Does a patent claim for a method of administering a drug with food become novel by reciting the newly discovered but inherent benefit of increased bioavailability or by adding a step of informing the patient of that benefit?


Opinions:

Majority - Gajarsa, Circuit Judge.

No. A patent claim for a method of administering a drug with food is not novel when prior art already taught administering the drug with food, even if the patent recites a newly discovered but inherent benefit of that method. The court held that the method of taking metaxalone with food was already disclosed in the prior art for the purpose of reducing gastric distress. The newly discovered benefit—increased bioavailability—is an inherent property or 'natural result' of this old process. Merely discovering and claiming a new benefit of an old process cannot render that process patentable again. Furthermore, adding a step of 'informing' a patient about this inherent benefit does not confer patentability because the information is not functionally related to the physical act of administering the drug with food; it does not transform the process, as the method is the same regardless of whether the patient is informed.

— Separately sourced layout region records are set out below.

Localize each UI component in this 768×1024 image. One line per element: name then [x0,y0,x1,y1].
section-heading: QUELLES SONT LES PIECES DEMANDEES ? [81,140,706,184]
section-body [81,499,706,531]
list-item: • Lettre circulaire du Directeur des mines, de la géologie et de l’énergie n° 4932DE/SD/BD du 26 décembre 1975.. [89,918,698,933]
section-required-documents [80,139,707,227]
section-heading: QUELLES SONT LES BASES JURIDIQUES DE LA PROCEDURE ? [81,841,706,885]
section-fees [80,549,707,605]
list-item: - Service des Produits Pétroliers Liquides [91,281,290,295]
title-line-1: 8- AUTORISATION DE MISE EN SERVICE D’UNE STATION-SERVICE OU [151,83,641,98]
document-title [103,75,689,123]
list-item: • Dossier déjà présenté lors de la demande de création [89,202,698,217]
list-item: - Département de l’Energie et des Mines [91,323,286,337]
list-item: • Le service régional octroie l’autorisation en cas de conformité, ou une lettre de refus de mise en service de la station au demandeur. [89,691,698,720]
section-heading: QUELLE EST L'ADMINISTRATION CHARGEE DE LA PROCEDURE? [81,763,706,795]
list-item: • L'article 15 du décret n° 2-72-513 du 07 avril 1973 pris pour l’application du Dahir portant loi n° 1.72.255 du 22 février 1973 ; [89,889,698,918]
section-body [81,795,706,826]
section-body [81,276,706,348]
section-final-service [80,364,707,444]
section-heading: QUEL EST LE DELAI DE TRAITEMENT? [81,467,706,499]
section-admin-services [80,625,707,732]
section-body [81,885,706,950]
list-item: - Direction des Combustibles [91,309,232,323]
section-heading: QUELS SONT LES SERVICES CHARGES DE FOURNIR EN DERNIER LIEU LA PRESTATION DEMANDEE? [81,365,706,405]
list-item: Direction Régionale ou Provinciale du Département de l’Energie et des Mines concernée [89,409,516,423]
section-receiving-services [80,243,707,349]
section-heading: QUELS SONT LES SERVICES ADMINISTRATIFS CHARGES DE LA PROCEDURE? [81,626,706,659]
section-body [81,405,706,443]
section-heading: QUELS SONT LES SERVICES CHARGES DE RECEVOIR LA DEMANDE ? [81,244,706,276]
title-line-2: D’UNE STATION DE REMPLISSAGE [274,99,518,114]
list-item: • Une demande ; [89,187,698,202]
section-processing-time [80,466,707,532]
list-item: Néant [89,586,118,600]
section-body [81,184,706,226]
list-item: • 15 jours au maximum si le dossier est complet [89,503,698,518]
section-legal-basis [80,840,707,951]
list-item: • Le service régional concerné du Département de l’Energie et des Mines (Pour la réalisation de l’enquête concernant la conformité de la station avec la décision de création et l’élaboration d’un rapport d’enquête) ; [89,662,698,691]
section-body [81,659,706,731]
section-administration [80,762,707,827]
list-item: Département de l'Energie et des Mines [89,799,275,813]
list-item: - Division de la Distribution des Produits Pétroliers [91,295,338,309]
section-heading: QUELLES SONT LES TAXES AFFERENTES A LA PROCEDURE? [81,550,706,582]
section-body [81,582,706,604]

Therefore, the claims are invalid as anticipated by the prior art.



Analysis:

This decision reinforces the doctrine of inherent anticipation, clarifying that a known process cannot be re-patented simply by discovering and reciting a previously unappreciated benefit. More significantly, the court extended the 'printed matter' doctrine to method claims that include an 'informing' or instructional step. By requiring a 'new and unobvious functional relationship' between the information and the method, the ruling makes it more difficult to obtain or extend patent protection on known methods of treatment by merely adding an instruction. This impacts pharmaceutical patent strategy, particularly for method-of-use patents, by limiting the ability to patent known administration routes based on newly articulated scientific understandings or patient instructions.